Considerações Finais Cada um sabe a dor e a delícia de ser o que é Caetano Veloso Sempre cercado de emoções fortes de repúdio e pavor, nunca se conseguiu explicar convincentemente o mistério deste incômodo. Na história da nossa cultura, a emergência da homossexualidade não é entendida de forma consensual, mas, mesmo considerando as diversas dimensões subjacentes aos posicionamentos acerca da homossexualidade, esta pode ser considerada como um desvio de norma cultural desenvolvida pela sociedade.
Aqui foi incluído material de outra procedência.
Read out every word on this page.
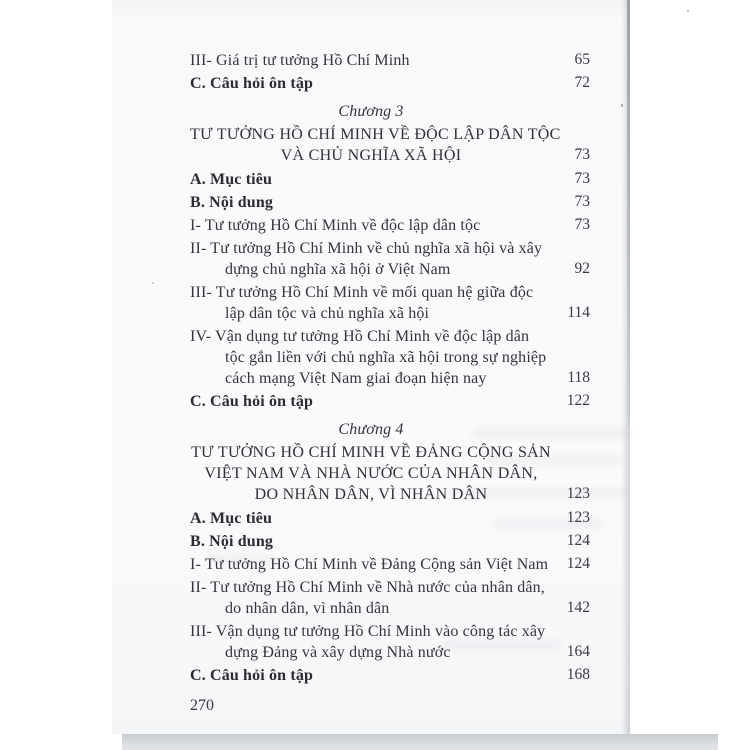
III- Giá trị tư tưởng Hồ Chí Minh	65
C. Câu hỏi ôn tập	72
Chương 3
TƯ TƯỞNG HỒ CHÍ MINH VỀ ĐỘC LẬP DÂN TỘC
VÀ CHỦ NGHĨA XÃ HỘI	73
A. Mục tiêu	73
B. Nội dung	73
I- Tư tưởng Hồ Chí Minh về độc lập dân tộc	73
II- Tư tưởng Hồ Chí Minh về chủ nghĩa xã hội và xây
dựng chủ nghĩa xã hội ở Việt Nam	92
III- Tư tưởng Hồ Chí Minh về mối quan hệ giữa độc
lập dân tộc và chủ nghĩa xã hội	114
IV- Vận dụng tư tưởng Hồ Chí Minh về độc lập dân
tộc gắn liền với chủ nghĩa xã hội trong sự nghiệp
cách mạng Việt Nam giai đoạn hiện nay	118
C. Câu hỏi ôn tập	122
Chương 4
TƯ TƯỞNG HỒ CHÍ MINH VỀ ĐẢNG CỘNG SẢN
VIỆT NAM VÀ NHÀ NƯỚC CỦA NHÂN DÂN,
DO NHÂN DÂN, VÌ NHÂN DÂN	123
A. Mục tiêu	123
B. Nội dung	124
I- Tư tưởng Hồ Chí Minh về Đảng Cộng sản Việt Nam 124
II- Tư tưởng Hồ Chí Minh về Nhà nước của nhân dân,
do nhân dân, vì nhân dân	142
III- Vận dụng tư tưởng Hồ Chí Minh vào công tác xây
dựng Đảng và xây dựng Nhà nước	164
C. Câu hỏi ôn tập	168
270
O século XX assistiu, é verdade, a um movimento de liberação homossexual, responsável por criar uma face pública para a homossexualidade, uma presença social mais visível para essas vidas. Com isso, a homossexualidade passou a marcar uma subcultura nova com estilos de vida característicos, passando a especificar identidades e valores bem marcados. O que não se pode negar é a existência de uma diversidade de maneiras que a pessoa encontra para se constituir a si mesma como sujeito de seu desejo. Assim, estas devem ser consideradas como únicas em suas condições pessoais e, acima de tudo, com seus direitos humanos respeitados. Por esse aspecto, passa o desafio de considerar como a cultura tanto condiciona os indivíduos e buscar a integridade da pessoa, em todas as dimensões, física, mental e social, como um fim em si mesma. O ser humano se desenvolve condenado às leis de sua cultura e, condenado também à liberdade de ser o que é. O compromisso ético parece ser então, independente do ponto de vista que se queira assumir sobre a homossexualidade, a busca da possibilidade de individuação dessas pessoas que, necessariamente se dá em meio a lutas contra o preconceito. Descobrir-se a si mesmo como realmente se é, nem sempre é uma tarefa que pode ser cumprida em sua totalidade, apesar de ser o desafio para qualquer pessoa. É importante que se tenha um entendimento do contexto e da cultura como sendo responsáveis por um saber implícito e ideologicamente condicionante que pode adequar, ou não, as pessoas às suas realidades objetivas; que humaniza, ou não, as pessoas e; permite, ou não, às pessoas manter o controle sobre suas próprias existências. Através da conscientização crítica do contexto pode ser possível ajudar os indivíduos a superar identidades alienadas, se livrar de

antigos sofrimentos e se posicionar de forma autônoma na determinação de seu futuro, de sua história e de sua existência. Cada um de nós, seres humanos normais, simples mortais, portadores de dores e sofrimentos, dos mais diversos, tenta se realizar. Às vezes, isso significa simplesmente fazer da queda um passo de dança por isso precisamos ser eternos coreógrafos de nos mesmos, criando nossa própria obra de arte. Significa ainda que o trabalho de constante recriação no processo de individuação requer coragem para entrarmos em contato com os conteúdos criativos do self. (Salles e Mello, 2011 p. 88) Referências SALLES, C.; MELLO, J. Estudos Sobre a Homossexualidade Debates Junguianos. Editora Vetor. São Paulo, 2011. MORRIS, C. Mente, Self e Sociedade. Editora Idéia Letras. São Paulo, 2011.